After some thought about the Academy Awards nominated documentary, I don't think it can be discussed outside Frei's microcam technique, although most online reviews and discussions are determined. Most of the online debate after the film debuted in 2001 were focused there, negatively and positively, on the age old reportage argument regarding war/tragedy: Is the photographer/journalist a cold and cynical chronicler, or should their humanity step forward and intervene in what they are bearing witness to? Or at the least step away from feasting on the pain and suffering of others? Words like vampirism, vulture, scavenger and leech were peppering the comments. Nachtwey's apparent calm translates as callous, his thoughtfulness as heartlessness, these have always been the leading volleys of critics. Unfortunately, to bolster their objections, there is one elongated scene in the German offices of Stern magazine where editors discuss an upcoming layout of Nachtwey's images in terms that translate into the hands of cynics; describing Nachtwey's horrors of war black and whites with adjectives like, "Fantastic" and "Ya, this great, terrific."
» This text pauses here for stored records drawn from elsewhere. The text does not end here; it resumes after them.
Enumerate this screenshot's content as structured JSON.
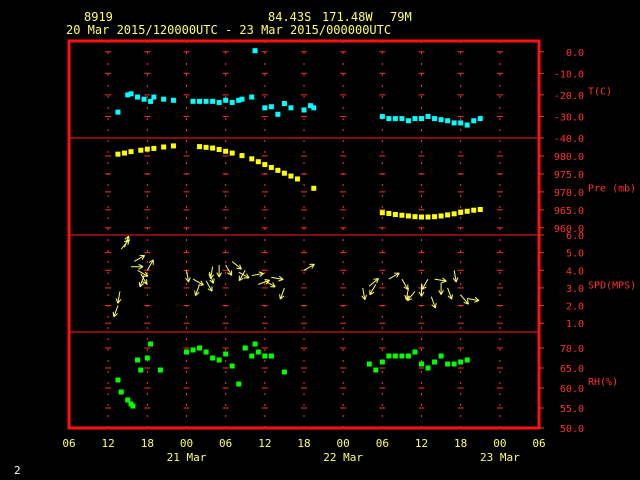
{
  "header": {
    "station": "8919",
    "lat": "84.43S",
    "lon": "171.48W",
    "elev": "79M",
    "range": "20 Mar 2015/120000UTC - 23 Mar 2015/000000UTC"
  },
  "footer": {
    "page_number": "2"
  },
  "chart_data": {
    "type": "scatter",
    "x_unit": "hours since 20 Mar 2015 06 UTC",
    "x_ticks": [
      "06",
      "12",
      "18",
      "00",
      "06",
      "12",
      "18",
      "00",
      "06",
      "12",
      "18",
      "00",
      "06"
    ],
    "x_day_labels": [
      {
        "label": "21 Mar",
        "x": 18
      },
      {
        "label": "22 Mar",
        "x": 42
      },
      {
        "label": "23 Mar",
        "x": 66
      }
    ],
    "xlim": [
      0,
      72
    ],
    "grid": true,
    "panels": [
      {
        "name": "T(C)",
        "label": "T(C)",
        "color": "#00ffff",
        "ylim": [
          -40,
          5
        ],
        "ticks": [
          "0.0",
          "-10.0",
          "-20.0",
          "-30.0",
          "-40.0"
        ],
        "tick_values": [
          0,
          -10,
          -20,
          -30,
          -40
        ],
        "points": [
          [
            7.5,
            -28
          ],
          [
            9,
            -20
          ],
          [
            9.5,
            -19.5
          ],
          [
            10.5,
            -21
          ],
          [
            11.5,
            -22
          ],
          [
            12.5,
            -23
          ],
          [
            13,
            -21
          ],
          [
            14.5,
            -22
          ],
          [
            16,
            -22.5
          ],
          [
            19,
            -23
          ],
          [
            20,
            -23
          ],
          [
            21,
            -23
          ],
          [
            22,
            -23
          ],
          [
            23,
            -23.5
          ],
          [
            24,
            -22.5
          ],
          [
            25,
            -23.5
          ],
          [
            26,
            -22.5
          ],
          [
            26.5,
            -22
          ],
          [
            28,
            -21
          ],
          [
            30,
            -26
          ],
          [
            31,
            -25.5
          ],
          [
            32,
            -29
          ],
          [
            33,
            -24
          ],
          [
            34,
            -26
          ],
          [
            36,
            -27
          ],
          [
            37,
            -25
          ],
          [
            37.5,
            -26
          ],
          [
            48,
            -30
          ],
          [
            49,
            -31
          ],
          [
            50,
            -31
          ],
          [
            51,
            -31
          ],
          [
            52,
            -32
          ],
          [
            53,
            -31
          ],
          [
            54,
            -31
          ],
          [
            55,
            -30
          ],
          [
            56,
            -31
          ],
          [
            57,
            -31.5
          ],
          [
            58,
            -32
          ],
          [
            59,
            -33
          ],
          [
            60,
            -33
          ],
          [
            61,
            -34
          ],
          [
            62,
            -32
          ],
          [
            63,
            -31
          ],
          [
            28.5,
            0.5
          ]
        ]
      },
      {
        "name": "Pre (mb)",
        "label": "Pre (mb)",
        "color": "#ffff00",
        "ylim": [
          958,
          985
        ],
        "ticks": [
          "980.0",
          "975.0",
          "970.0",
          "965.0",
          "960.0"
        ],
        "tick_values": [
          980,
          975,
          970,
          965,
          960
        ],
        "points": [
          [
            7.5,
            980.5
          ],
          [
            8.5,
            980.8
          ],
          [
            9.5,
            981.2
          ],
          [
            11,
            981.6
          ],
          [
            12,
            981.9
          ],
          [
            13,
            982.1
          ],
          [
            14.5,
            982.5
          ],
          [
            16,
            982.8
          ],
          [
            20,
            982.6
          ],
          [
            21,
            982.4
          ],
          [
            22,
            982.2
          ],
          [
            23,
            981.8
          ],
          [
            24,
            981.3
          ],
          [
            25,
            980.8
          ],
          [
            26.5,
            980.1
          ],
          [
            28,
            979.2
          ],
          [
            29,
            978.4
          ],
          [
            30,
            977.6
          ],
          [
            31,
            976.8
          ],
          [
            32,
            976
          ],
          [
            33,
            975.2
          ],
          [
            34,
            974.4
          ],
          [
            35,
            973.6
          ],
          [
            37.5,
            971
          ],
          [
            48,
            964.2
          ],
          [
            49,
            964
          ],
          [
            50,
            963.7
          ],
          [
            51,
            963.5
          ],
          [
            52,
            963.3
          ],
          [
            53,
            963.1
          ],
          [
            54,
            963
          ],
          [
            55,
            963
          ],
          [
            56,
            963.1
          ],
          [
            57,
            963.3
          ],
          [
            58,
            963.6
          ],
          [
            59,
            963.9
          ],
          [
            60,
            964.3
          ],
          [
            61,
            964.6
          ],
          [
            62,
            964.9
          ],
          [
            63,
            965.1
          ]
        ]
      },
      {
        "name": "SPD(MPS)",
        "label": "SPD(MPS)",
        "color": "#ffff66",
        "ylim": [
          0.5,
          6
        ],
        "ticks": [
          "6.0",
          "5.0",
          "4.0",
          "3.0",
          "2.0",
          "1.0"
        ],
        "tick_values": [
          6,
          5,
          4,
          3,
          2,
          1
        ],
        "arrows": [
          [
            7.5,
            2,
            200
          ],
          [
            7.8,
            2.8,
            190
          ],
          [
            8,
            5.2,
            40
          ],
          [
            8.5,
            5.3,
            20
          ],
          [
            9.5,
            4.2,
            90
          ],
          [
            10,
            4.5,
            60
          ],
          [
            10.5,
            4,
            120
          ],
          [
            11,
            3.8,
            150
          ],
          [
            11.5,
            3.7,
            200
          ],
          [
            12,
            4,
            30
          ],
          [
            18,
            4,
            170
          ],
          [
            19,
            3.5,
            120
          ],
          [
            20,
            3.2,
            200
          ],
          [
            21,
            3.4,
            150
          ],
          [
            21.5,
            3.9,
            160
          ],
          [
            22,
            4.2,
            190
          ],
          [
            23,
            4.3,
            180
          ],
          [
            24,
            4.3,
            150
          ],
          [
            25,
            4.5,
            130
          ],
          [
            26,
            3.9,
            120
          ],
          [
            27,
            4,
            210
          ],
          [
            28,
            3.7,
            80
          ],
          [
            29,
            3.2,
            70
          ],
          [
            30,
            3.4,
            120
          ],
          [
            31,
            3.6,
            100
          ],
          [
            33,
            3,
            200
          ],
          [
            36,
            4,
            60
          ],
          [
            45,
            3,
            170
          ],
          [
            46,
            3.1,
            50
          ],
          [
            47,
            3.2,
            210
          ],
          [
            49,
            3.5,
            60
          ],
          [
            51,
            3.5,
            150
          ],
          [
            52,
            3,
            190
          ],
          [
            53,
            2.8,
            220
          ],
          [
            54,
            3.2,
            180
          ],
          [
            55,
            3.5,
            210
          ],
          [
            55.5,
            2.5,
            160
          ],
          [
            56,
            3.5,
            100
          ],
          [
            57,
            3.3,
            180
          ],
          [
            58,
            3,
            160
          ],
          [
            59,
            4,
            170
          ],
          [
            60,
            2.6,
            140
          ],
          [
            61,
            2.4,
            100
          ]
        ]
      },
      {
        "name": "RH(%)",
        "label": "RH(%)",
        "color": "#00ff00",
        "ylim": [
          50,
          74
        ],
        "ticks": [
          "70.0",
          "65.0",
          "60.0",
          "55.0",
          "50.0"
        ],
        "tick_values": [
          70,
          65,
          60,
          55,
          50
        ],
        "points": [
          [
            7.5,
            62
          ],
          [
            8,
            59
          ],
          [
            9,
            57
          ],
          [
            9.5,
            56
          ],
          [
            9.8,
            55.5
          ],
          [
            10.5,
            67
          ],
          [
            11,
            64.5
          ],
          [
            12,
            67.5
          ],
          [
            12.5,
            71
          ],
          [
            14,
            64.5
          ],
          [
            18,
            69
          ],
          [
            19,
            69.5
          ],
          [
            20,
            70
          ],
          [
            21,
            69
          ],
          [
            22,
            67.5
          ],
          [
            23,
            67
          ],
          [
            24,
            68.5
          ],
          [
            25,
            65.5
          ],
          [
            26,
            61
          ],
          [
            27,
            70
          ],
          [
            28,
            68
          ],
          [
            28.5,
            71
          ],
          [
            29,
            69
          ],
          [
            30,
            68
          ],
          [
            31,
            68
          ],
          [
            33,
            64
          ],
          [
            46,
            66
          ],
          [
            47,
            64.5
          ],
          [
            48,
            66.5
          ],
          [
            49,
            68
          ],
          [
            50,
            68
          ],
          [
            51,
            68
          ],
          [
            52,
            68
          ],
          [
            53,
            69
          ],
          [
            54,
            66
          ],
          [
            55,
            65
          ],
          [
            56,
            66.5
          ],
          [
            57,
            68
          ],
          [
            58,
            66
          ],
          [
            59,
            66
          ],
          [
            60,
            66.5
          ],
          [
            61,
            67
          ]
        ]
      }
    ]
  }
}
The micr0-cam I think does yield more than just a POV on the images Nachtwey creates, but on Nachtwey himself. As Skye has said to me, "I want to get in your head as you're back creating these photos." And any careful observation of the War Photographer I think does that. We, the viewer, have 96 mins of self-determination about what a war-photographer-kind-of-human James Nachtwey is or isn't. That kind of exposure causes me pause going forward on The Great Ape Diaries. A bit of fear. There is a price for letting the world look through your eye.

One of the last comments Nachtwey gives into the camera, and there are remarkably few, is regarding his role as image-maker in such conditions, "It's something I have to reckon with every day because I know that if I ever allowed genuine compassion to be overtaken by personal ambition, I will have sold my soul."

Again, critics may attack in their belief that "genuine compassion" begets involvement beyond the images, and Nachtwey's words are little more than hollow excuses, his soul was sold. But having met the man in an unflattering state, he is paying a price, and the images are a price to know reality. Nachtwey says earlier in the documentary about the genocide in Rwanda, "It was like taking the express elevator to hell." Never be so naive as to think that ride has no price. Having visited the suburbs of hell myself on another scale - no one else can fully judge the price.

*****

Finally this note. The sound track is as subtle and wonderfully done as anything you may never notice, but should. As someone said, "One of the most profound aspect I found in this documentary, is the use of sound. I think it's one of the best, if not most calculated sound editing ever done, since the film [is] supposed to focus on images."